Richard González

El derecho a la participación política del pueblo peruano, una vez más, es negado, a pesar de estar reconocido formalmente en el papel. Lo cierto es que la ultraderecha, para seguir manteniendo el poder político y defender sus intereses y los de los imperialismos a los que sirve, ha elaborado un plan de largo plazo con el fin de no perder la dirección del Estado ni ser interrumpida por proyectos democráticos o de bienestar social, aun cuando estos se mantengan dentro de los marcos liberales.
La ultraderecha reaccionaria y fascistoide prosigue su acumulación capitalista sobre la base de una creciente sobreexplotación de la fuerza de trabajo, empobreciendo a millones de personas, mientras un puñado de privilegiados aumenta de manera imparable su riqueza como resultado de la plusvalía extraída a las masas trabajadoras.
Para continuar manteniendo la dirección del Estado, ha ido centralizando el poder, razón por la cual controla los distintos organismos burocráticos puestos a su servicio. Ello se expresa en el control del Ejecutivo, el Legislativo y el sistema judicial, incluso adecuando y modificando, frente a la exigencia de una nueva Constitución, la misma Constitución neoliberal surgida del fraude y de las bayonetas.
Entonces, ¿bajo qué condiciones podría llevarse adelante una auténtica participación política del pueblo? No existe margen alguno, a no ser que, en esta lucha de clases entre oprimidos y opresores, se configure una correlación de fuerzas favorable al pueblo, a la nación y a la patria. Para ello se requiere elevar las formas de lucha o, mínimamente, desarrollar la capacidad de unidad y acción organizada que permita poner en riesgo la propia producción capitalista. Por ejemplo, una huelga general que paralice la economía nacional podría generar mejores condiciones para la lucha popular. Evidentemente, esta tarea exige un organismo centralizado, aunque sea en los términos de un frente nacional. Mientras tanto, las fuerzas reaccionarias seguirán ejerciendo la conducción y la hegemonía del poder a cualquier costo.
Una de las alternativas es la construcción de un ejercicio efectivo de la soberanía popular, principio liberal según el cual el poder político legítimo reside en el pueblo, le pertenece y se expresa mediante la voluntad general.
Por tanto, resulta necesario que las iniciativas ciudadanas, los gobiernos locales, las organizaciones sociales, sindicales y demás expresiones populares se declaren en asamblea abierta permanente frente al desconocimiento de facto de los derechos y libertades del pueblo, entre ellos la negación efectiva del derecho a la participación política popular.
Dicha asamblea popular, colocándose por encima de las limitaciones impuestas por el Estado y su legalidad vigente, debería autoconvocarse de manera permanente para impulsar una Asamblea Constituyente y una nueva Constitución. Ello implica activar cabildos en toda la nación, poniendo en cuestión los poderes, organismos y mecanismos existentes para abrir una discusión nacional desde una posición de contrapoder. Evidentemente, ello favorecería la iniciativa popular, permitiría salir de la agenda reaccionaria, romper con su plan político y disputar su hegemonía.
Esto implica, como decía Lenin, que «todo el poder a los soviets». La clave radica en la acción colectiva y en una dirección colectiva consensuada por sus líderes, con gran desprendimiento y desinterés personal. Se trata de actuar, unir y orientar, comenzando por poner en práctica estas experiencias en un distrito, una provincia o una región.

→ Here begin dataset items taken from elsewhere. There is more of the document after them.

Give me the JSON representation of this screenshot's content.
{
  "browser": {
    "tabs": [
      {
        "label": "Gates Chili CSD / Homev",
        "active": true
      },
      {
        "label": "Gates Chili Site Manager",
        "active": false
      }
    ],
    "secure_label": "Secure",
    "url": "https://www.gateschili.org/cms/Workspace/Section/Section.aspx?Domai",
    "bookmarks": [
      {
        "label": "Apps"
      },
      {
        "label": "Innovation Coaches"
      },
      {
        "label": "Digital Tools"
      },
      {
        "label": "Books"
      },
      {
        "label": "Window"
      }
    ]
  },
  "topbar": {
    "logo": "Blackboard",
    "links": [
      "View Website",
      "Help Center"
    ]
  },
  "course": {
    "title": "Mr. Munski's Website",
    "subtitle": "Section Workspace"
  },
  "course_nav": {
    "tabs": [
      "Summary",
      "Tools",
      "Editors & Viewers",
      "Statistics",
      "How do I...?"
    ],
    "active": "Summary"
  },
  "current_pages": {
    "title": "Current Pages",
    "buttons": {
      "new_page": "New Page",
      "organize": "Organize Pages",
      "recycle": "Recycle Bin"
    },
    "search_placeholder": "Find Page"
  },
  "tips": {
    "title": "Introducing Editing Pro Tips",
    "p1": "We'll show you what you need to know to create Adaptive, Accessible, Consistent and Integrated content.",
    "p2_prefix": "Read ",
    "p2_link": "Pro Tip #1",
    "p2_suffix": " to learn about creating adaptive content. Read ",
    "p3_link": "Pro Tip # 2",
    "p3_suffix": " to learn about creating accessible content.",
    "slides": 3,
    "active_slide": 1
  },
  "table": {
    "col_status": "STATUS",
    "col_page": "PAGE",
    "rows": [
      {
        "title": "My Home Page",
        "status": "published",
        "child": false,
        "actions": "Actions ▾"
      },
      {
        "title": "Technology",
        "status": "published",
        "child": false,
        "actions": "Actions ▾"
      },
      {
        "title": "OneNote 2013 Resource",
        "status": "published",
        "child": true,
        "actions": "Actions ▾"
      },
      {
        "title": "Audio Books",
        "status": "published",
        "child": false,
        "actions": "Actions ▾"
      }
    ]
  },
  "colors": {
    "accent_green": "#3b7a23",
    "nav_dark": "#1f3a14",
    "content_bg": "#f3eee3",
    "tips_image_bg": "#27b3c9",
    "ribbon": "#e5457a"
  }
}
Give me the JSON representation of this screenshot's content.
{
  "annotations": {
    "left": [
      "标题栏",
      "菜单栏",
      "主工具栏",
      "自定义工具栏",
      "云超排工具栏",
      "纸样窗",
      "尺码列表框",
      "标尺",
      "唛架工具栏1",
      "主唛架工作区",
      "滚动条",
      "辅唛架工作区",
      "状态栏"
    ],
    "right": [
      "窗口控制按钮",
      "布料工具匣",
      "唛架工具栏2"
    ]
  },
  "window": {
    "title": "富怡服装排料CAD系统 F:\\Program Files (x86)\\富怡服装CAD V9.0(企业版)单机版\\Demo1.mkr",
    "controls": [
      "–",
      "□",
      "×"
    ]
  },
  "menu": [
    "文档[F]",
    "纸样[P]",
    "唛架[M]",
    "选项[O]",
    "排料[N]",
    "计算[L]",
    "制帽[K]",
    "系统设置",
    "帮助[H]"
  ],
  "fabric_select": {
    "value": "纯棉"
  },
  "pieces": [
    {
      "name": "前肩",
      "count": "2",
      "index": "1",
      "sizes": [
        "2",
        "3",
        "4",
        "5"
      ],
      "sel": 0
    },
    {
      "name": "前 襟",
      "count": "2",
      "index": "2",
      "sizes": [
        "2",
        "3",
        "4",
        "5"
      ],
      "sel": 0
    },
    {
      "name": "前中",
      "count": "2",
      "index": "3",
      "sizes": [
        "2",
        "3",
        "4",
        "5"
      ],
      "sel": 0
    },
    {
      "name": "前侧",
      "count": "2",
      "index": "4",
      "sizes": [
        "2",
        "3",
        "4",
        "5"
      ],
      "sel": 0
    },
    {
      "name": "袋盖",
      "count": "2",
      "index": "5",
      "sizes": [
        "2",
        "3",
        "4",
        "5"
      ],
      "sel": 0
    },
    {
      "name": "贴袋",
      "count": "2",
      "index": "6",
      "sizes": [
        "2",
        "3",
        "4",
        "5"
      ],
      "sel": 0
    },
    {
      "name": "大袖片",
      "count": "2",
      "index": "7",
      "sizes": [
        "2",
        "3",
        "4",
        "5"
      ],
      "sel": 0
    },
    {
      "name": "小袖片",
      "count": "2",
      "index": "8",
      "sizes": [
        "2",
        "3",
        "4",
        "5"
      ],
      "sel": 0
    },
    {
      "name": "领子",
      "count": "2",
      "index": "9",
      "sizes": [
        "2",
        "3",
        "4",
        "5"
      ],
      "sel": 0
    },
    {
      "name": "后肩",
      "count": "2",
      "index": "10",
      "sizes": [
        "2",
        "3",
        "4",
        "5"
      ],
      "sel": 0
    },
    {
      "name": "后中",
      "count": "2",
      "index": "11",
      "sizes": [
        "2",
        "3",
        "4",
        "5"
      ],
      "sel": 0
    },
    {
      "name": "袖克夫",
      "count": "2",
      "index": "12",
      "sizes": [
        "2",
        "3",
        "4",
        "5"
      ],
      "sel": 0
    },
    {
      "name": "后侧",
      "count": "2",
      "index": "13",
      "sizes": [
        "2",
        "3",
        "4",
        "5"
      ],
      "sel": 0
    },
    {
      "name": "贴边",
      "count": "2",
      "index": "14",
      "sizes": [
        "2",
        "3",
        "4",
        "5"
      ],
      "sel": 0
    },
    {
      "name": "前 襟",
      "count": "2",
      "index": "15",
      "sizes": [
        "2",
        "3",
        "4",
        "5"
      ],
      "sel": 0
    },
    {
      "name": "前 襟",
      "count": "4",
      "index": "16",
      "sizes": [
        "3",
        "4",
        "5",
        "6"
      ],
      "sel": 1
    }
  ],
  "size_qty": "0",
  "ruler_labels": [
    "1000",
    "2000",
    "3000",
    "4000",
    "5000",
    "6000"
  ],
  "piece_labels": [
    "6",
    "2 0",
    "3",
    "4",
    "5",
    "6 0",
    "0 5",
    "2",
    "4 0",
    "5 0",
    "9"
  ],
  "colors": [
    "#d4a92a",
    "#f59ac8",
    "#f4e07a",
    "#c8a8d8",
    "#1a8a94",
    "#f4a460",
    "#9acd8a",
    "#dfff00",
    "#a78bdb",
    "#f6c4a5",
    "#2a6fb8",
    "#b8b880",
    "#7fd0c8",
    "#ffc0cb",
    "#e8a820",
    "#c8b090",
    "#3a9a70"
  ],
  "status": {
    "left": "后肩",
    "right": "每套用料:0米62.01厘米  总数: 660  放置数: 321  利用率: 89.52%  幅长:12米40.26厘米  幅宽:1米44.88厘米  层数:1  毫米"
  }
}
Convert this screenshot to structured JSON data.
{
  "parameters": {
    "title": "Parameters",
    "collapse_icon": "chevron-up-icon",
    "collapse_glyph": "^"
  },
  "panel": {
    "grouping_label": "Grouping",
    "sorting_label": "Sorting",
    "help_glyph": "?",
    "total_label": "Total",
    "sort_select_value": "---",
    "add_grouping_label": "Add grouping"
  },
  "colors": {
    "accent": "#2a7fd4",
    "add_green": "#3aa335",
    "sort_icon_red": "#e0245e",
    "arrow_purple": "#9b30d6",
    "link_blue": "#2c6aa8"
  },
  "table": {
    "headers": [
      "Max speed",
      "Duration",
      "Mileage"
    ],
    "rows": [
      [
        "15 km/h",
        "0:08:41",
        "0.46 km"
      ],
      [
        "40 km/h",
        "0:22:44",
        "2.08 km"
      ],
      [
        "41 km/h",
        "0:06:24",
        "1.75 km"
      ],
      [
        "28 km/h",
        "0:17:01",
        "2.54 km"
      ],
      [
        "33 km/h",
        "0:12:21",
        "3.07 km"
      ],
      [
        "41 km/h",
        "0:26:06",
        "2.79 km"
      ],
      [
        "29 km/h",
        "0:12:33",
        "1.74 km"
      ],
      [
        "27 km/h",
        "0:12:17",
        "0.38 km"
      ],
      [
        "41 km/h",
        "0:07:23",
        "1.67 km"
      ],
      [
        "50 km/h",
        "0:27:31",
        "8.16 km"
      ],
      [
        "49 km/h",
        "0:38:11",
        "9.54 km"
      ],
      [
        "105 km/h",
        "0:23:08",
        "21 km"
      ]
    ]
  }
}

En la práctica, significa comenzar a construir un contrapoder, una forma alternativa de Estado dentro del propio Estado. El líder o la organización que tenga la capacidad de impulsar este proyecto asumirá una iniciativa de lucha que, al mismo tiempo, romperá las ataduras existentes y abrirá nuevas posibilidades para la lucha popular.
En lo inmediato, frente a un fraude descarado y preparado con antelación por la ultraderecha, corresponde impulsar el desconocimiento de todo el proceso, no reconocer autoridad ni institución alguna y declararse en rebeldía popular. Se trata de una decisión política orientada a alcanzar el objetivo de una nueva Constitución mediante una Asamblea Constituyente. Asimismo, es necesario continuar la preparación y acumulación de fuerzas para dar el salto hacia una nación verdaderamente democrática.
¿Implica riesgos? Sí. ¿Persecuciones y criminalización? También. Pero, ¿qué transformación profunda se ha producido alguna vez sin riesgos?
Existen condiciones suficientes y fuerzas populares para asumir esta tarea. Las masas están hartas de la burla, del engaño y de la putrefacción del actual estado de cosas. Quieren y demandan cambios, aun cuando estos se expresen dentro de los términos democráticos.
Todo depende de una decisión mancomunada de las organizaciones populares, de sus dirigentes, de su voluntad y de su determinación para llevar adelante y concretar este propósito.